- Court: 9th Circuit Court of Appeals Archives
- Area(s) of Law: Preemption
- Date Filed: 09-13-2022
- Case #: 20-56227
- Judge(s)/Court Below: Kleinfeld, C.J., for the Court; Nelson & VanDyke, C.J.
- Full Text Opinion
Defendant operates “outsourcing facilities,” compounding pharmacies exempted from the FDA’s new-drug approval process required to modify existing drugs into alternate forms. 21 U.S.C. § 353b. Plaintiff/Appellant alleges that Defendant/Appellee meets the “essentially a copy” exclusion, making the exception inapplicable. Id. § 353b(a)(5). Appellant alleges to be the only FDA approved manufacturer of the drug Emerphed, Appellee subsequently is in violation of state law requiring compliance with FDA regulations by manufacturing “essentially a copy” of Emerphed, injuring Appellant. The lower court dismissed the case for failure to state a claim, noting the FDA’s exclusive enforcement of the Federal Food, Drug, and Cosmetic Act (“FDCA”).
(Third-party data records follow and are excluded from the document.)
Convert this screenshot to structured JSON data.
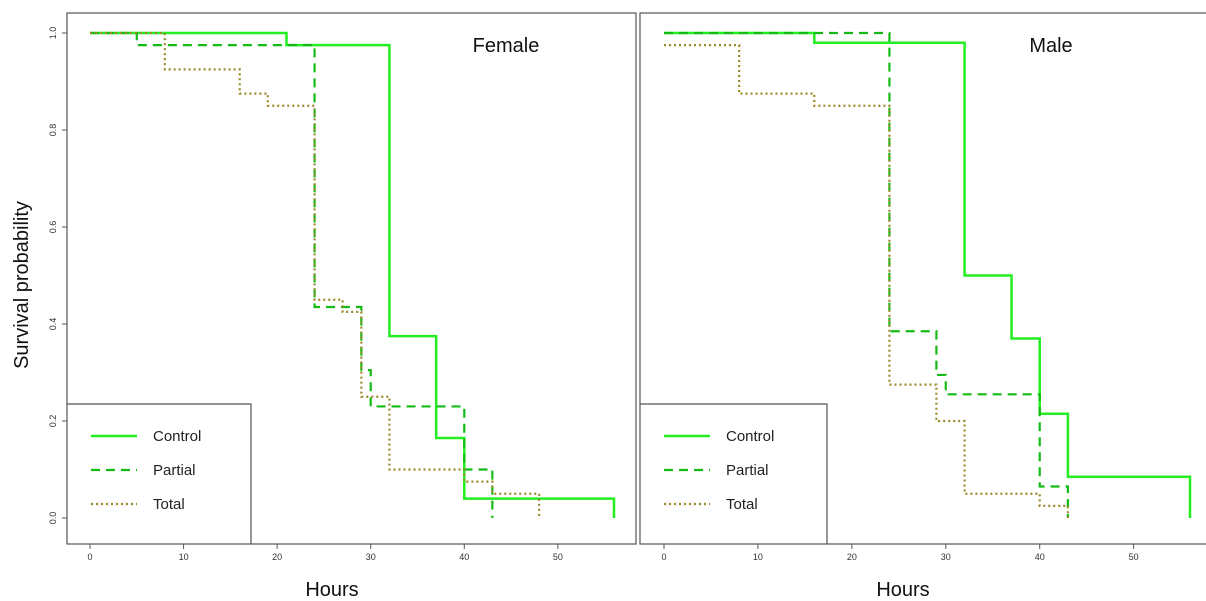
{
  "colors": {
    "control": "#22ee22",
    "partial": "#14bb14",
    "total": "#9a8a2a",
    "frame": "#555555"
  },
  "axis_labels": {
    "ylabel": "Survival probability",
    "xlabel_left": "Hours",
    "xlabel_right": "Hours"
  },
  "chart_data": [
    {
      "type": "line",
      "step": true,
      "title": "Female",
      "xlabel": "Hours",
      "ylabel": "Survival probability",
      "xlim": [
        0,
        56
      ],
      "ylim": [
        0,
        1
      ],
      "x_ticks": [
        "0",
        "10",
        "20",
        "30",
        "40",
        "50"
      ],
      "y_ticks": [
        "0.0",
        "0.2",
        "0.4",
        "0.6",
        "0.8",
        "1.0"
      ],
      "legend": {
        "position": "bottom-left",
        "labels": [
          "Control",
          "Partial",
          "Total"
        ]
      },
      "series": [
        {
          "name": "Control",
          "style": "solid",
          "times": [
            0,
            21,
            32,
            37,
            40,
            56
          ],
          "survival": [
            1.0,
            0.975,
            0.375,
            0.165,
            0.04,
            0.0
          ]
        },
        {
          "name": "Partial",
          "style": "dashed",
          "times": [
            0,
            5,
            24,
            29,
            30,
            40,
            43
          ],
          "survival": [
            1.0,
            0.975,
            0.435,
            0.305,
            0.23,
            0.1,
            0.0
          ]
        },
        {
          "name": "Total",
          "style": "dotted",
          "times": [
            0,
            8,
            16,
            19,
            24,
            27,
            29,
            32,
            40,
            43,
            48
          ],
          "survival": [
            1.0,
            0.925,
            0.875,
            0.85,
            0.45,
            0.425,
            0.25,
            0.1,
            0.075,
            0.05,
            0.0
          ]
        }
      ]
    },
    {
      "type": "line",
      "step": true,
      "title": "Male",
      "xlabel": "Hours",
      "ylabel": "",
      "xlim": [
        0,
        56
      ],
      "ylim": [
        0,
        1
      ],
      "x_ticks": [
        "0",
        "10",
        "20",
        "30",
        "40",
        "50"
      ],
      "y_ticks": [],
      "legend": {
        "position": "bottom-left",
        "labels": [
          "Control",
          "Partial",
          "Total"
        ]
      },
      "series": [
        {
          "name": "Control",
          "style": "solid",
          "times": [
            0,
            16,
            32,
            37,
            40,
            43,
            56
          ],
          "survival": [
            1.0,
            0.98,
            0.5,
            0.37,
            0.215,
            0.085,
            0.0
          ]
        },
        {
          "name": "Partial",
          "style": "dashed",
          "times": [
            0,
            24,
            29,
            30,
            40,
            43
          ],
          "survival": [
            1.0,
            0.385,
            0.295,
            0.255,
            0.065,
            0.0
          ]
        },
        {
          "name": "Total",
          "style": "dotted",
          "times": [
            0,
            8,
            16,
            24,
            29,
            32,
            40,
            43
          ],
          "survival": [
            0.975,
            0.875,
            0.85,
            0.275,
            0.2,
            0.05,
            0.025,
            0.0
          ]
        }
      ]
    }
  ]
}
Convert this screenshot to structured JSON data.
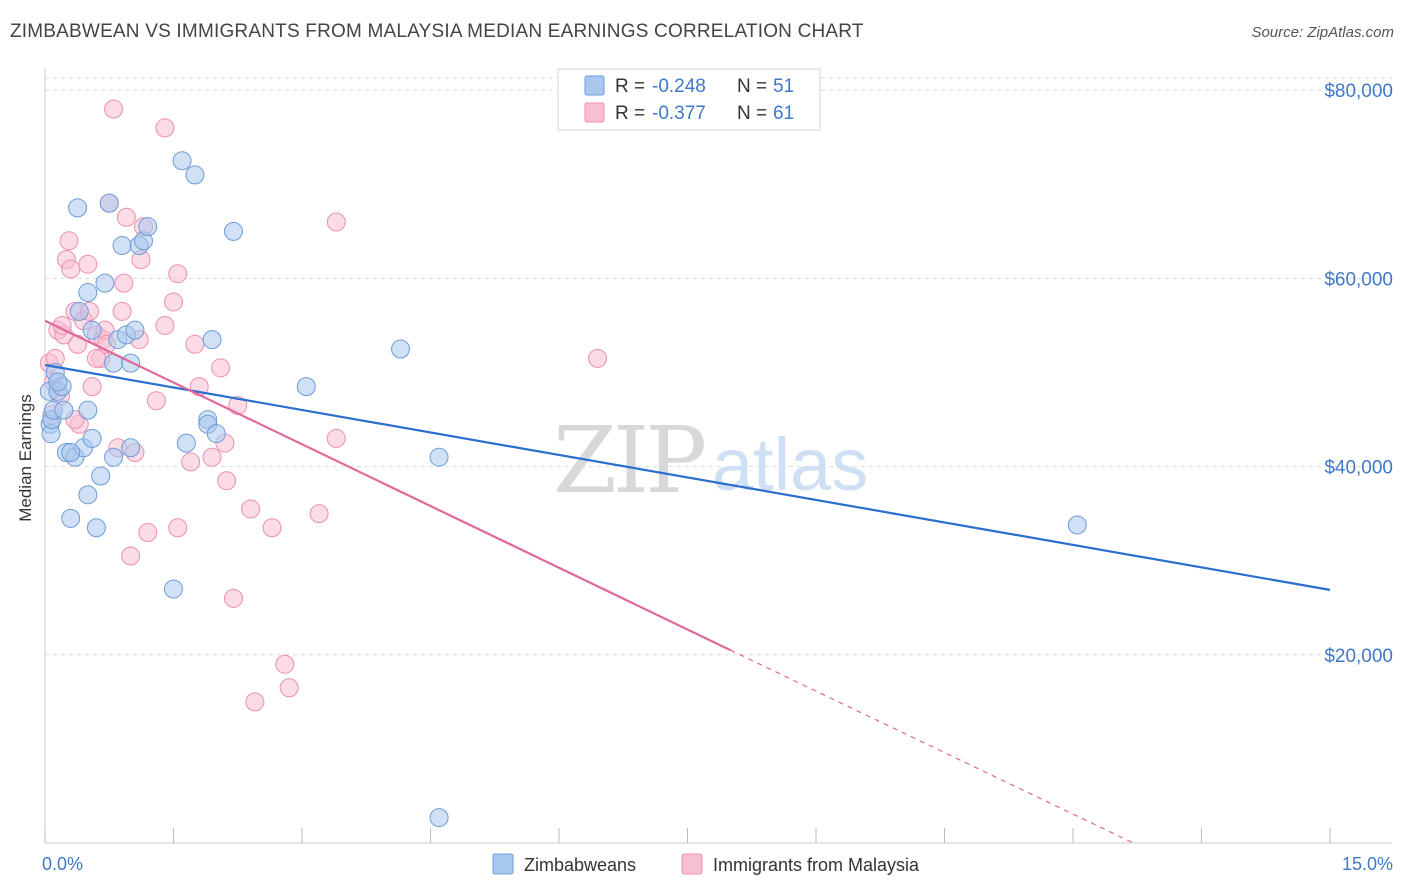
{
  "title": "ZIMBABWEAN VS IMMIGRANTS FROM MALAYSIA MEDIAN EARNINGS CORRELATION CHART",
  "source": "Source: ZipAtlas.com",
  "watermark": {
    "zip": "ZIP",
    "atlas": "atlas"
  },
  "colors": {
    "blue_fill": "#a9c8ef",
    "blue_stroke": "#6c9bd8",
    "blue_line": "#2a6fcf",
    "pink_fill": "#f7c0d2",
    "pink_stroke": "#ec8fb0",
    "pink_line": "#e0699a",
    "tick_label": "#3f78c8",
    "grid": "#d9d9d9"
  },
  "legend_top": {
    "rows": [
      {
        "r_label": "R =",
        "r_value": "-0.248",
        "n_label": "N =",
        "n_value": "51"
      },
      {
        "r_label": "R =",
        "r_value": "-0.377",
        "n_label": "N =",
        "n_value": "61"
      }
    ]
  },
  "legend_bottom": [
    "Zimbabweans",
    "Immigrants from Malaysia"
  ],
  "chart_data": {
    "type": "scatter",
    "title": "ZIMBABWEAN VS IMMIGRANTS FROM MALAYSIA MEDIAN EARNINGS CORRELATION CHART",
    "xlabel": "",
    "ylabel": "Median Earnings",
    "xlim": [
      0,
      15
    ],
    "ylim": [
      0,
      83000
    ],
    "x_tick_labels": [
      "0.0%",
      "15.0%"
    ],
    "y_ticks": [
      20000,
      40000,
      60000,
      80000
    ],
    "y_tick_labels": [
      "$20,000",
      "$40,000",
      "$60,000",
      "$80,000"
    ],
    "grid": true,
    "legend_position": "top-center",
    "series": [
      {
        "name": "Zimbabweans",
        "r": -0.248,
        "n": 51,
        "trend": {
          "x": [
            0,
            15
          ],
          "y": [
            50800,
            26900
          ]
        },
        "points": [
          [
            0.05,
            48000
          ],
          [
            0.06,
            44500
          ],
          [
            0.07,
            43500
          ],
          [
            0.08,
            45000
          ],
          [
            0.1,
            46000
          ],
          [
            0.12,
            50000
          ],
          [
            0.15,
            48000
          ],
          [
            0.2,
            48500
          ],
          [
            0.22,
            46000
          ],
          [
            0.25,
            41500
          ],
          [
            0.3,
            34500
          ],
          [
            0.35,
            41000
          ],
          [
            0.38,
            67500
          ],
          [
            0.4,
            56500
          ],
          [
            0.45,
            42000
          ],
          [
            0.5,
            46000
          ],
          [
            0.5,
            37000
          ],
          [
            0.55,
            43000
          ],
          [
            0.5,
            58500
          ],
          [
            0.55,
            54500
          ],
          [
            0.6,
            33500
          ],
          [
            0.65,
            39000
          ],
          [
            0.7,
            59500
          ],
          [
            0.75,
            68000
          ],
          [
            0.8,
            51000
          ],
          [
            0.8,
            41000
          ],
          [
            0.85,
            53500
          ],
          [
            0.9,
            63500
          ],
          [
            0.95,
            54000
          ],
          [
            1.0,
            51000
          ],
          [
            1.0,
            42000
          ],
          [
            1.05,
            54500
          ],
          [
            1.1,
            63500
          ],
          [
            1.15,
            64000
          ],
          [
            1.2,
            65500
          ],
          [
            1.5,
            27000
          ],
          [
            1.6,
            72500
          ],
          [
            1.65,
            42500
          ],
          [
            1.75,
            71000
          ],
          [
            1.9,
            45000
          ],
          [
            1.9,
            44500
          ],
          [
            1.95,
            53500
          ],
          [
            2.0,
            43500
          ],
          [
            2.2,
            65000
          ],
          [
            3.05,
            48500
          ],
          [
            4.15,
            52500
          ],
          [
            4.6,
            2700
          ],
          [
            4.6,
            41000
          ],
          [
            12.05,
            33800
          ],
          [
            0.15,
            49000
          ],
          [
            0.3,
            41500
          ]
        ]
      },
      {
        "name": "Immigrants from Malaysia",
        "r": -0.377,
        "n": 61,
        "trend": {
          "x": [
            0,
            8.0
          ],
          "y": [
            55500,
            20500
          ]
        },
        "trend_dashed": {
          "x": [
            8.0,
            15
          ],
          "y": [
            20500,
            -10000
          ]
        },
        "points": [
          [
            0.05,
            51000
          ],
          [
            0.08,
            45500
          ],
          [
            0.1,
            49000
          ],
          [
            0.12,
            51500
          ],
          [
            0.15,
            54500
          ],
          [
            0.18,
            47500
          ],
          [
            0.22,
            54000
          ],
          [
            0.25,
            62000
          ],
          [
            0.28,
            64000
          ],
          [
            0.3,
            61000
          ],
          [
            0.35,
            56500
          ],
          [
            0.38,
            53000
          ],
          [
            0.4,
            44500
          ],
          [
            0.45,
            55500
          ],
          [
            0.5,
            61500
          ],
          [
            0.52,
            56500
          ],
          [
            0.55,
            48500
          ],
          [
            0.6,
            54000
          ],
          [
            0.65,
            51500
          ],
          [
            0.68,
            53500
          ],
          [
            0.7,
            54500
          ],
          [
            0.72,
            53000
          ],
          [
            0.75,
            68000
          ],
          [
            0.8,
            78000
          ],
          [
            0.85,
            42000
          ],
          [
            0.9,
            56500
          ],
          [
            0.92,
            59500
          ],
          [
            0.95,
            66500
          ],
          [
            1.0,
            30500
          ],
          [
            1.05,
            41500
          ],
          [
            1.1,
            53500
          ],
          [
            1.12,
            62000
          ],
          [
            1.15,
            65500
          ],
          [
            1.2,
            33000
          ],
          [
            1.3,
            47000
          ],
          [
            1.4,
            76000
          ],
          [
            1.4,
            55000
          ],
          [
            1.5,
            57500
          ],
          [
            1.55,
            60500
          ],
          [
            1.55,
            33500
          ],
          [
            1.7,
            40500
          ],
          [
            1.75,
            53000
          ],
          [
            1.8,
            48500
          ],
          [
            1.95,
            41000
          ],
          [
            2.05,
            50500
          ],
          [
            2.1,
            42500
          ],
          [
            2.12,
            38500
          ],
          [
            2.2,
            26000
          ],
          [
            2.25,
            46500
          ],
          [
            2.4,
            35500
          ],
          [
            2.45,
            15000
          ],
          [
            2.65,
            33500
          ],
          [
            2.8,
            19000
          ],
          [
            2.85,
            16500
          ],
          [
            3.2,
            35000
          ],
          [
            3.4,
            66000
          ],
          [
            3.4,
            43000
          ],
          [
            6.45,
            51500
          ],
          [
            0.2,
            55000
          ],
          [
            0.35,
            45000
          ],
          [
            0.6,
            51500
          ]
        ]
      }
    ]
  }
}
On appeal, the panel affirmed, finding Appellant's claims impliedly preempted, necessarily requiring litigation of whether the drugs are “essentially a copy,” which the FDA has not itself concluded. See PhotoMedex, Inc. v. Irwin, 601 F.3d 919, 922 (9th Cir. 2010); U.S. Const. art. VI, cl. 2. Unlike traditional state-based claims, such as state tort law, allowing Appellant to pursue a claim based on violations of the FDCA would upset the “delicate balance of statutory objectives” Congress set in providing for exclusive enforcement of the FDCA by the FDA. Buckman Co. v. Plaintiffs’ Legal Comm., 531 U.S. 341, 348 (2001). Affirmed.